Challenge : Figure out the correct string for the textbox.

 

Crack_me_2_protected.exe

Edited January 27, 2017 by Nickitee

[atom0s]

I suck with .NET related things anymore, haven't kept up with all the new things people do. But here is the actual crack me file removed from the protector (native code). Bypassing the protector is fairly easy. I wrote a simple loader that hooks VirtualProtect (this protect heavily relies on it) and just changed all pages to be a PAGE_EXECUTE_READWRITE. This allows any dumping tool such as MegaDumper to get the original crackme within the protection.

So someone with .NET unpacking skills can handle it from here.

Crack_me.7z

[atom0s]

Ok finished.

Password is: SSSSSSSSSSHarp27012017

[atom0s]

Part 1. Bypassing Native Protection

This is rather simple, just write a loader that hooks VirtualProtect. You will want to force all pages being protected to use PAGE_EXECUTE_READWRITE instead. Once done and you have loaded the crackme with your loader, use a tool like MegaDumper to do a full .NET Dump which will yield the real Crack_Me.exe file.

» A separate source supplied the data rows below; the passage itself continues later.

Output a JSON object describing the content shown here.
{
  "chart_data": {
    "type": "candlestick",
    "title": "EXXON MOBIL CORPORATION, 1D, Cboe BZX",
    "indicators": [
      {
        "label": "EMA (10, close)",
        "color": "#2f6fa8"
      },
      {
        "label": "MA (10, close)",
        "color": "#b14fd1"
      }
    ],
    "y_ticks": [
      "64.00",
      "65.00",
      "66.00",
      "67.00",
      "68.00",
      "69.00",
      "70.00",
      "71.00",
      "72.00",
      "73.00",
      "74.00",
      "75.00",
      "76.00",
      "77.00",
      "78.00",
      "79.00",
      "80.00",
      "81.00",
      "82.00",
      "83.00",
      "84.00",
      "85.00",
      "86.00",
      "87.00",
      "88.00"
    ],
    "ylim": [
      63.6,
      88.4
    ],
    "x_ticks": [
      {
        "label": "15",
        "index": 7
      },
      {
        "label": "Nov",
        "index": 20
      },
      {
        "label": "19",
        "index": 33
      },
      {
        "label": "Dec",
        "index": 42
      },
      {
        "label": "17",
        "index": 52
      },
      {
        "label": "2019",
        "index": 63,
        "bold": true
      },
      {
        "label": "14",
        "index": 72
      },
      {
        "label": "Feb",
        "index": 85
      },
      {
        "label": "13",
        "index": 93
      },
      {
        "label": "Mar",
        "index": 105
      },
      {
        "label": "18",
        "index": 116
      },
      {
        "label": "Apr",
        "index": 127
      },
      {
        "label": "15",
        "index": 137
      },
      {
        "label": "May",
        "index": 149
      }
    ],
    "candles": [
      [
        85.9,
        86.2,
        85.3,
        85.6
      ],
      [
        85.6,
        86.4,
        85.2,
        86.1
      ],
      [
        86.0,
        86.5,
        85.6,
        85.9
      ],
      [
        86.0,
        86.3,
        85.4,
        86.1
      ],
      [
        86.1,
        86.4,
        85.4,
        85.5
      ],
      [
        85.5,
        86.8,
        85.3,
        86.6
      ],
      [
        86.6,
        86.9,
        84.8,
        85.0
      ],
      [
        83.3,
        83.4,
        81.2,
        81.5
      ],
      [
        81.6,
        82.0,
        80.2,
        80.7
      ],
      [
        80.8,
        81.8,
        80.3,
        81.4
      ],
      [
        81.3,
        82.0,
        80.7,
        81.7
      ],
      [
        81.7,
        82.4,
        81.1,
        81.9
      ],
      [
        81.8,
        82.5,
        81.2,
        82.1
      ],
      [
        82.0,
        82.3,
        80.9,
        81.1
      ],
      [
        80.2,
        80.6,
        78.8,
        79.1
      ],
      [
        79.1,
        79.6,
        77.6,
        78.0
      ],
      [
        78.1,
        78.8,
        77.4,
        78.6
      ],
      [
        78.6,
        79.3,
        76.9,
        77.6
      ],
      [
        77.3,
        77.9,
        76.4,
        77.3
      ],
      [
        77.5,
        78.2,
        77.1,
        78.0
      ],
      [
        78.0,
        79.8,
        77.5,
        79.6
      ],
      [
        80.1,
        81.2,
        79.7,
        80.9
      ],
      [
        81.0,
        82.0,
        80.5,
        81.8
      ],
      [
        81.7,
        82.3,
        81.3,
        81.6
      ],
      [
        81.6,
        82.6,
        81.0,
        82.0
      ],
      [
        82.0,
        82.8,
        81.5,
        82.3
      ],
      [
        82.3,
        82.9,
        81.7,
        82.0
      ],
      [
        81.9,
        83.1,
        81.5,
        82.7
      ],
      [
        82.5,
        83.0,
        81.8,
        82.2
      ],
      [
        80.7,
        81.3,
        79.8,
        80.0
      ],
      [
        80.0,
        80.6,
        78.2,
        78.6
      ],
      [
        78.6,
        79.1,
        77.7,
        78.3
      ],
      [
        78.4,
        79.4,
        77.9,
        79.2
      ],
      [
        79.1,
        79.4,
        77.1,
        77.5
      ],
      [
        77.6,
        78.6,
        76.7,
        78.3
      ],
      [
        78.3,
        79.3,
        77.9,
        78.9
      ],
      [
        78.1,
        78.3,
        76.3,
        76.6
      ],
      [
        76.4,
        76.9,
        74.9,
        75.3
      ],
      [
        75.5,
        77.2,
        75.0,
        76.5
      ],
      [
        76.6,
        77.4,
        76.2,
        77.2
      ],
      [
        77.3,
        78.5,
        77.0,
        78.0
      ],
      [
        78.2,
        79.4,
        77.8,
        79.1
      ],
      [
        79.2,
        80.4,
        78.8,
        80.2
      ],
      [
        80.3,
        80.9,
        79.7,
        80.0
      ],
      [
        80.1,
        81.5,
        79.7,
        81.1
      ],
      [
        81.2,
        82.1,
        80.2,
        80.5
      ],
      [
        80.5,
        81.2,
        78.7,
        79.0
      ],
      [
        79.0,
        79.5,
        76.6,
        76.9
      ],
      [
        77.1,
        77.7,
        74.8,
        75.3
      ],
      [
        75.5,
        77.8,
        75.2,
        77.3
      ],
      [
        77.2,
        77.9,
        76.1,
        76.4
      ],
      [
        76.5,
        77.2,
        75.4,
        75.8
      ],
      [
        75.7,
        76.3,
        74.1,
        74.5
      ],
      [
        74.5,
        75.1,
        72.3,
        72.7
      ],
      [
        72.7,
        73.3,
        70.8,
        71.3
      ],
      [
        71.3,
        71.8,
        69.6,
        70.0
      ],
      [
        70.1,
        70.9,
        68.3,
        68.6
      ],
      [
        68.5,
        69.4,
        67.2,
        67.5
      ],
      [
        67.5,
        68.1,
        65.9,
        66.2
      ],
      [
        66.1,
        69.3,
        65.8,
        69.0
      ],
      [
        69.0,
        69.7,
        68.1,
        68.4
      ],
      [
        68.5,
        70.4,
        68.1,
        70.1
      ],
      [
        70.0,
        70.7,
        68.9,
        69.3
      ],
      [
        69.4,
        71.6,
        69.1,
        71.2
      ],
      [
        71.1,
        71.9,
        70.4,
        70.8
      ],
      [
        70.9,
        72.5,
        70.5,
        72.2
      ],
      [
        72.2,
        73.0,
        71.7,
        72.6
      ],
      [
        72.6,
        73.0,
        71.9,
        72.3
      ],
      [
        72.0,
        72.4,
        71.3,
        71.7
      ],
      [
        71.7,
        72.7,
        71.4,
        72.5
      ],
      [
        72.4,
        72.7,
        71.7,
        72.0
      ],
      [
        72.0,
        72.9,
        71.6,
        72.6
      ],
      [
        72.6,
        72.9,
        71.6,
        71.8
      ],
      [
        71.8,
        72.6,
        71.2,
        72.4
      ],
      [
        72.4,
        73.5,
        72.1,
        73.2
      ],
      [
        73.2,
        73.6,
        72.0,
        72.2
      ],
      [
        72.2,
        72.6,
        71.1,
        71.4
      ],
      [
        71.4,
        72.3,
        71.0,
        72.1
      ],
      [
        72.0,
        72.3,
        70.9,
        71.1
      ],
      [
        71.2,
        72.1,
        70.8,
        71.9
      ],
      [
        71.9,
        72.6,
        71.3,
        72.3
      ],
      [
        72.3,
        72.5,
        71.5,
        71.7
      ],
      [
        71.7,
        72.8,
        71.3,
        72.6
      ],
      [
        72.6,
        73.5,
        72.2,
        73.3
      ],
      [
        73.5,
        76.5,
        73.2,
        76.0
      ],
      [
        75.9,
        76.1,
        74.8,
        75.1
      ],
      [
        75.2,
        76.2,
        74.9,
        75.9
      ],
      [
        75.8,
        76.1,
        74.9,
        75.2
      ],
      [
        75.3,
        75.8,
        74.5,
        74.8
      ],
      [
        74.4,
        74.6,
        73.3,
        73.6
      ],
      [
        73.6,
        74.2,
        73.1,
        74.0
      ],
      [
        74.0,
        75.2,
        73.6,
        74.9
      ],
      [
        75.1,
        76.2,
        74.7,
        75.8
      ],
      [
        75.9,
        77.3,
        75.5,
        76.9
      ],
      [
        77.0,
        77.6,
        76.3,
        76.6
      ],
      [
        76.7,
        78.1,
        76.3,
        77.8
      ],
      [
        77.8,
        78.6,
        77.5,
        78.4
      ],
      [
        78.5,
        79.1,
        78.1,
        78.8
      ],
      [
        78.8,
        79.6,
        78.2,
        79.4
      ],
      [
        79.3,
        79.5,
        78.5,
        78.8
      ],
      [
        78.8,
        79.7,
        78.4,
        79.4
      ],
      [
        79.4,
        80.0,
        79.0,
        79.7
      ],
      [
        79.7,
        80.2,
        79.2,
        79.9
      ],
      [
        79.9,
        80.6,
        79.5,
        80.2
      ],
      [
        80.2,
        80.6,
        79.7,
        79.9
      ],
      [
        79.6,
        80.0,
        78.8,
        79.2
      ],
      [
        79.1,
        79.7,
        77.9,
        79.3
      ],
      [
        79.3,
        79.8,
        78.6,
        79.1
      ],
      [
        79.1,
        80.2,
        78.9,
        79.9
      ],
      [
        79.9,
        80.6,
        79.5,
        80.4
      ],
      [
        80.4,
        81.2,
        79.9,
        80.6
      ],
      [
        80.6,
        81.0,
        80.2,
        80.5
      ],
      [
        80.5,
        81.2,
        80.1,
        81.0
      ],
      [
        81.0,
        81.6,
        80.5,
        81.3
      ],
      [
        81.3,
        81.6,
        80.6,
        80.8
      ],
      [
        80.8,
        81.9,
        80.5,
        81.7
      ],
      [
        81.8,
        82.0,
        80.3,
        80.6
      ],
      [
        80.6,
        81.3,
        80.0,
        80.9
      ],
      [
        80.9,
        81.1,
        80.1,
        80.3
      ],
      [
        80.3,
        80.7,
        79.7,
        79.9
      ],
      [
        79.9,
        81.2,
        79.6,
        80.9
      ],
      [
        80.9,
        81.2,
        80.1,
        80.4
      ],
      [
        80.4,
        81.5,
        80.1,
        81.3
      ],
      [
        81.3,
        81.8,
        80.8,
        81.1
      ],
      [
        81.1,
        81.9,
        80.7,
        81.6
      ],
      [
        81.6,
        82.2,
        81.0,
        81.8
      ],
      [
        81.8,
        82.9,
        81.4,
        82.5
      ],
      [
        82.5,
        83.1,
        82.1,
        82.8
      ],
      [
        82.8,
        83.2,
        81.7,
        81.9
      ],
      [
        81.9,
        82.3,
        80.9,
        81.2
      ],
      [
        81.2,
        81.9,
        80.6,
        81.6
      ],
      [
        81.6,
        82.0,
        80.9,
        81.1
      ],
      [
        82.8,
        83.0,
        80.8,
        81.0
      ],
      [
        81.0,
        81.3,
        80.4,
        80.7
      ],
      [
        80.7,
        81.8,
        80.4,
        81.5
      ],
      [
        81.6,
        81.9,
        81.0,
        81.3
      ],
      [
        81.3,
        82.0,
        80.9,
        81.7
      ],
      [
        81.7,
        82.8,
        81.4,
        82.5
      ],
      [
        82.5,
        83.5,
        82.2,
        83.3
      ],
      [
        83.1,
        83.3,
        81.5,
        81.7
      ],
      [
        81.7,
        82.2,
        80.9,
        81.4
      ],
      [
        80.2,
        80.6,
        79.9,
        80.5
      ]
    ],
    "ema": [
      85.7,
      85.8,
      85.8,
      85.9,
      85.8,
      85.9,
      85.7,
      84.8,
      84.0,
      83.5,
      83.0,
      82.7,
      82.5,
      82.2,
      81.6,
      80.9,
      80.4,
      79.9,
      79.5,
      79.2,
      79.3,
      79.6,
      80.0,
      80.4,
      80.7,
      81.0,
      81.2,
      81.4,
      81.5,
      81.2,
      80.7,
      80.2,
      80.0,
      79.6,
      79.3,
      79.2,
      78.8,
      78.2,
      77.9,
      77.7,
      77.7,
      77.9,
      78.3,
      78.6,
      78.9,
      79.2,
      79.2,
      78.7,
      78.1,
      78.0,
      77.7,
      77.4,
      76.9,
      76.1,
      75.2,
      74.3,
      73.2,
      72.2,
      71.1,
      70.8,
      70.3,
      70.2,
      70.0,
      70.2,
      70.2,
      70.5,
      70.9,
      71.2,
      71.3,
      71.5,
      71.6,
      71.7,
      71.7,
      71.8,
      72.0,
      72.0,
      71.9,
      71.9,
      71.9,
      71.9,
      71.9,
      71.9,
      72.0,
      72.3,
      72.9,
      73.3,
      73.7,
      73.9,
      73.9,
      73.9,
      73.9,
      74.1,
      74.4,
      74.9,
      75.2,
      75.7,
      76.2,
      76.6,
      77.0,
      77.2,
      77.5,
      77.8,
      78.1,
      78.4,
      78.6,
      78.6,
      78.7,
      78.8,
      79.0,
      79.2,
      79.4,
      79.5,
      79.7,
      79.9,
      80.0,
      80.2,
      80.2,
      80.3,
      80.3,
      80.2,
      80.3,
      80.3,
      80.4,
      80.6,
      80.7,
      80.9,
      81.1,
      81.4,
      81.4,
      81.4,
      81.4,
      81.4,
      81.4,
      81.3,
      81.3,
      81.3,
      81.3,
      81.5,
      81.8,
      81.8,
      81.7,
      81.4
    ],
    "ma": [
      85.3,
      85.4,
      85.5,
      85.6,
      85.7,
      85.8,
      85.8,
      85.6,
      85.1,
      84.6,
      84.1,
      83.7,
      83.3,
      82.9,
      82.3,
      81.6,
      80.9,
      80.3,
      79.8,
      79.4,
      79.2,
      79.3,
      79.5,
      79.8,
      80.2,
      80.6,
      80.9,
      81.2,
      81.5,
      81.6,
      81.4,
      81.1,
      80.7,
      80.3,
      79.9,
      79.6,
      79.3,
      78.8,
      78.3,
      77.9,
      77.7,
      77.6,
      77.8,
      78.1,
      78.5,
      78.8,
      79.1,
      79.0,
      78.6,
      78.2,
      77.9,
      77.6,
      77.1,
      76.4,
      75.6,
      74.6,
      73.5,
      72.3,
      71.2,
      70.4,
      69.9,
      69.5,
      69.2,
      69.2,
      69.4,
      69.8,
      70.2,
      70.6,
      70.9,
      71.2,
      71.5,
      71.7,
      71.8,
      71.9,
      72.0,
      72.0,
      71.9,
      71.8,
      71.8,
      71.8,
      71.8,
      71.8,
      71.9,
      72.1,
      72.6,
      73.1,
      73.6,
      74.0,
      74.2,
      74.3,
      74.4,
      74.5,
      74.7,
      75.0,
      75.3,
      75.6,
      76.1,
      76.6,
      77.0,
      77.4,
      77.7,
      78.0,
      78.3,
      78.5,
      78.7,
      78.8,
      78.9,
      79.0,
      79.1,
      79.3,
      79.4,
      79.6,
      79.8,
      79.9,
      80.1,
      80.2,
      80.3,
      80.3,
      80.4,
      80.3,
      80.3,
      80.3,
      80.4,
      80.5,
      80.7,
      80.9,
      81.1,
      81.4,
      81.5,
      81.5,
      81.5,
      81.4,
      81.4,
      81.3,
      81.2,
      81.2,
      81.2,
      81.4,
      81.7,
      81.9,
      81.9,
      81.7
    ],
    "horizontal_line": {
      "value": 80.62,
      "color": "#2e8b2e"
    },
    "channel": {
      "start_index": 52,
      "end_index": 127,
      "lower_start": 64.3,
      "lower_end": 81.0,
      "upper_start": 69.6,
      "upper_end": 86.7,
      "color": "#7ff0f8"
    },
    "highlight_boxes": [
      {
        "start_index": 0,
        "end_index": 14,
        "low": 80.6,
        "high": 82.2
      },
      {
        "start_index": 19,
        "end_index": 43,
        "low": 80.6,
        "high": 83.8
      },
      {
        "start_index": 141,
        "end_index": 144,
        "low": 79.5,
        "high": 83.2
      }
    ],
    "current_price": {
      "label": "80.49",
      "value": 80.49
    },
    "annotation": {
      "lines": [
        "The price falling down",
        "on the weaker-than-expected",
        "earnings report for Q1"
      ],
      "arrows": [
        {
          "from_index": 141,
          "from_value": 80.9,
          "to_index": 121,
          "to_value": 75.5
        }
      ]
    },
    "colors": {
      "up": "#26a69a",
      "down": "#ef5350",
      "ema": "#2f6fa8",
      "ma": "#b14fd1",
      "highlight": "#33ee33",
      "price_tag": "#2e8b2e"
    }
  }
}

Part 2. Obtaining the Password

More or less a cheap method, but this is just a normal if (str1 == str2) so open the real Crack_Me.exe inside of a .NET debugger tool such as dnSpy. Once open begin debugging and then navigate to mscorlib -> System -> String -> op_Equality. Set a breakpoint here.

Enter a string into the text box such as asdf1234, press the button. Walk through the breaks until the first param is your password, check second param for the real password.